На нижней ступени лестницы Нянюшка сняла с глубокой чашки белое полотенце, и густой запах свежеиспечённой сдобы наполнил воздух. Лёля сглотнула, с наслаждением втягивая сладкий аромат. От удовольствия она даже зажмурилась на секунду, как кошка, которую давеча в саду гладила. Бедная Нянюшка считала, что не заслужила место в Прави, не сделала ничего особенного, разве что по совести жила, но Лёле казалось, Род вознёс её в Правь за заслуги в готовке. Воздушным сахарным булочкам старенькой няни суждено было стать кушаньем богов, а не кануть в забвение Нави.

— А помните, девоньки, как за Лёленьку нашу Кощей сватался? — Нянюшка обходила стайку девушек, начав с Лёли, как со своей любимицы, и каждая с нетерпением ждала очереди запустить руку в вожделенную чашу.

— Не надо, Нянюшка, не начинай даже! — с набитым ртом взмолилась Лёля совершенно искренне. Не было в рассказе этом для неё ничего нового, лишь воспоминания пугающие. — Спой лучше что-нибудь! Или загадки позагадывай!

— А я бы послушала про Кощея, — нерешительно высказалась с верхней ступени Плеяна, самая пригожая из Лёлиных подруг. — Любопытно ведь, я тогда ещё в услужении у тебя не была. — Она озиралась в поисках поддержки, и вот уже другие девушки закивали головами в знак согласия. Обречённо выдохнув, Лёля тоже кивнула, хоть и нехотя. Знала она, что рада будет Плеяна про сватовство её, пусть и неудачное, послушать да жизнь свою земную вспомнить.

Всех своих подруг Лёля любила, а о смерти Плеяны думала чаще всего. Красавица скончалась от болезни накануне назначенного дня свадьбы. Души она не чаяла в женихе своём, а когда того накрыла лихорадка, упросила Ладу Великую перевести его болезнь на себя.
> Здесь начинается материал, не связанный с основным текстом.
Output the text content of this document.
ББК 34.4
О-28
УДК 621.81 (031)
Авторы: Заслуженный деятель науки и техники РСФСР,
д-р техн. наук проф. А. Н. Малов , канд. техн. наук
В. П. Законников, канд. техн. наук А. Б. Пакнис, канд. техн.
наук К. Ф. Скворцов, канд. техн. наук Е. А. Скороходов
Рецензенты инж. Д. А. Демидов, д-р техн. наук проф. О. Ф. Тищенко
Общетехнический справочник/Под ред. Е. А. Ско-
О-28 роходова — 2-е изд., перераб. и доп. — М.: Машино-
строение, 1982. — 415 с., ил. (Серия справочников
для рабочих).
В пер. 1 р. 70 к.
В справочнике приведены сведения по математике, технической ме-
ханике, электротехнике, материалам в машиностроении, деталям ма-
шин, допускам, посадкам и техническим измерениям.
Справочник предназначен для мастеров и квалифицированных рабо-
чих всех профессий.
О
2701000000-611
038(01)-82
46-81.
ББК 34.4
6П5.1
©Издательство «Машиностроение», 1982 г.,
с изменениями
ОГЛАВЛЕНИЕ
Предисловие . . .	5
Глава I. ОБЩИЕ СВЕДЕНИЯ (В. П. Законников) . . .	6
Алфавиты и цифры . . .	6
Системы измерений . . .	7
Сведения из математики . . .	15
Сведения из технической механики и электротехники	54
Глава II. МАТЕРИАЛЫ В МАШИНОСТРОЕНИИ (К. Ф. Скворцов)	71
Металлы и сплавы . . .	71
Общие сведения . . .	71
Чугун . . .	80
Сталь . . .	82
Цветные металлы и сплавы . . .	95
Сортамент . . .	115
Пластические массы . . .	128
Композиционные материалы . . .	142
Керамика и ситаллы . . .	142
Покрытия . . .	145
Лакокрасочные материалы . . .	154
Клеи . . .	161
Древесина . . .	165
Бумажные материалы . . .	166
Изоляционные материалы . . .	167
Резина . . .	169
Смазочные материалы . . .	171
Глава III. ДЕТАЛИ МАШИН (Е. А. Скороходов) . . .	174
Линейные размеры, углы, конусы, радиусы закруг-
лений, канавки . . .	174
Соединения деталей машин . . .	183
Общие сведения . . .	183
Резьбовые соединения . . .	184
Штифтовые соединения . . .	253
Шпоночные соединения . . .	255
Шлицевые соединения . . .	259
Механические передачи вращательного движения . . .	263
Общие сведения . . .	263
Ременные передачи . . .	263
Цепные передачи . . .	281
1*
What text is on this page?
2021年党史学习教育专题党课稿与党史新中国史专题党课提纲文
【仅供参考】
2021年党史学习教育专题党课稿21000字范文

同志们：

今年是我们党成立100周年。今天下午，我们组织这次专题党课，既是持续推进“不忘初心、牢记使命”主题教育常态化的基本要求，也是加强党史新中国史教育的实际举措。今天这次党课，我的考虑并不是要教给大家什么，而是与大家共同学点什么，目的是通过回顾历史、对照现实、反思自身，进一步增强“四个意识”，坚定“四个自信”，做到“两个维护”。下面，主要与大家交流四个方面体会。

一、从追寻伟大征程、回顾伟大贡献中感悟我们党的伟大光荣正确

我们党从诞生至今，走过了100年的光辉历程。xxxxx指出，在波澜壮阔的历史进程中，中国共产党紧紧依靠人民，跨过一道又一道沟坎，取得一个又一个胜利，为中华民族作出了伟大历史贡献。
Лада, мать Лёли, противиться не стала, спасла парня, но взамен забрала душу юной невесты в Правь, даровав ей вечную жизнь и вечную молодость. Мокошь не обманешь, от смерти не убежишь, как в детских догонялках, своё она возьмёт, коли нить жизни уже перерезана.

— А как так вышло, что Лёля упустила суженного своего? — с любопытством поинтересовалась одна из девушек. — Иль увидел её да сам сбежал?

— Да кто сбежал бы от ягодки такой? Нет, несчастный Кощей голову из-за неё потерял. — Нянюшка придержала край тёмной узорчатой юбки, присаживаясь на высокую лавочку, которую девушки привыкли оставлять свободной специально для неё. Она поставила пустую чашку рядом, аккуратно сложила туда полотенце, а затем продолжила: — Да и сам он видом хорош был…

— Хорош?! — перебила Лёля, от возмущения поперхнувшись воздухом. Она резко присела, хотя до этого вольготно откинулась на колени Благославы, устроившейся ступенькой выше. — Выглянула я тогда из окошка, посмотрела на него. Хоть и за занавеской пряталась, а всё видела. Тощий, глазюки цвета невиданного омутом сверкают, волосы чёрные по спине лежат, точно змеи! И злым чем-то от него веет! Я даже из своей светлицы почувствовала: плохой он, Кощей, страшный, — с вызовом закончила она.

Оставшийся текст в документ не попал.